Here’s the latest, from the New York Post, on Alec Baldwin’s attempts to evade responsibility for shooting two people on the set of his movie Rust.
Santa Fe District Attorney Mary Carmack-Altwies told Vanity Fair she had watched Alec Baldwin’s bombshell interview with ABC in December and was drawn to the actor’s claim that he did not pull the trigger.
“You can pull the hammer back without actually pulling the trigger and without actually locking it,” Carmack-Altwies said. “So you pull it back partway, it doesn’t lock, and then if you let it go, the firing pin can hit the primer of the bullet.”
This is clearly coming from someone who’s never tried it. I’ve tried it, and so have a lot of other people, and anyone who actually tries it will see that while the firing pin can touch the primer, it can’t do so with enough force to set it off — sort of like trying to break an egg by hitting it with a feather.
But interestingly, she claims to have tried it:
The DA requested that one of her investigators bring his old-style revolver to her office to test if a mechanical malfunction could have caused the gun to go off. They cleared a room, and she had two investigators inspect the gun to confirm it was not loaded.
Her test revealed that the hammer could have caused the live round to fire.
But wait — if the gun was unloaded, how could she conclude anything about whether the hammer could cause a round to fire? With an unloaded gun, the most you can conclude is that the hammer could reach the primer, not that it could strike it with enough force to set it off.
If you’re not clear on the difference, find a boxer or other martial artist, and ask him to reach your face, and then to strike your face. Report your findings in the comments section below.
Absent video of a hammer being dropped and a primer going off, we have to conclude that her ‘test’ didn’t ‘reveal’ anything — except her own desire to find any excuse at all not to prosecute this case.
This is what trials are for.

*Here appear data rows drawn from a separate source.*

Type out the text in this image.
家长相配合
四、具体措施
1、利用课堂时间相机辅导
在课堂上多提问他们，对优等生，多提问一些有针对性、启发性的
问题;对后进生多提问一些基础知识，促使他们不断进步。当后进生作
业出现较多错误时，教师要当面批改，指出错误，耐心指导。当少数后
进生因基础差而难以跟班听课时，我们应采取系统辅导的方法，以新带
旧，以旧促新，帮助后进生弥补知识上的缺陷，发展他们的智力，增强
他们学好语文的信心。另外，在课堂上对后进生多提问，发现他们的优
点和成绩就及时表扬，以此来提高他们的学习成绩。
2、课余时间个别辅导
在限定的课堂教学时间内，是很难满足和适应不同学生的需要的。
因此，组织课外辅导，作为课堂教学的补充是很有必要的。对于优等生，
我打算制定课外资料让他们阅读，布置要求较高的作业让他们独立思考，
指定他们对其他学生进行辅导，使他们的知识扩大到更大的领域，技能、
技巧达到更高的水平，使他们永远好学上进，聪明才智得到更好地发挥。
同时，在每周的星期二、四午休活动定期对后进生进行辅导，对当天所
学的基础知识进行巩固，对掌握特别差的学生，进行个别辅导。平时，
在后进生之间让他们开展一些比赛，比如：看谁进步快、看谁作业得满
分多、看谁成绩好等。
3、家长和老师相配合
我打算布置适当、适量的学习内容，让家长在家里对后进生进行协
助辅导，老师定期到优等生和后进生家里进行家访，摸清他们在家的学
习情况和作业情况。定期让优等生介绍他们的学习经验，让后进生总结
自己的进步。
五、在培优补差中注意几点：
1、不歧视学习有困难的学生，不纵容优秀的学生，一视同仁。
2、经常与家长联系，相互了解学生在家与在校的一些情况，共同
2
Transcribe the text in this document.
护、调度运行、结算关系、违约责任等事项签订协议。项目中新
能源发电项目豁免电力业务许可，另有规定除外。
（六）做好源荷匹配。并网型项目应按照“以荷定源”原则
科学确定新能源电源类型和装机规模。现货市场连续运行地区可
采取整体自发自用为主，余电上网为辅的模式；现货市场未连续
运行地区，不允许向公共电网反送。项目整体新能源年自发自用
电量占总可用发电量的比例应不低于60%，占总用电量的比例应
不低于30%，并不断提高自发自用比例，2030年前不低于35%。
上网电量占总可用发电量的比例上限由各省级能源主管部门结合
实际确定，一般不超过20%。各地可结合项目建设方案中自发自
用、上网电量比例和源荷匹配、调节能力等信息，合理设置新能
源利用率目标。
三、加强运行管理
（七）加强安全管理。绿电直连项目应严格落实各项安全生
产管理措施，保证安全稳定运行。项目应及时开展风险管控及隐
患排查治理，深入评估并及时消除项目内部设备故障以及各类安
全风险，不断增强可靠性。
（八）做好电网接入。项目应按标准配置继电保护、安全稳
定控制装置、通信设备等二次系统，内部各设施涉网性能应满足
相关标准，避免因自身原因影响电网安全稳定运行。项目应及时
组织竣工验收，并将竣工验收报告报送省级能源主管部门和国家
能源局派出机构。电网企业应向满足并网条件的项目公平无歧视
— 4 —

Let’s have a trial, and the defense do a real test — loading blanks into a revolver, dropping the hammer from the pre-locking distance of 1/4 inch, and seeing if the gun goes off — in front of a jury. To give the defense the benefit of the doubt, they can try it 100 times — or 1000 times — and see if the primer ever goes off.
It won’t. And then the jury can draw its own conclusions — instead of being denied that opportunity by a district attorney who, by her own admission, ‘doesn’t know too much about guns, certainly not about 1850s-era revolvers’.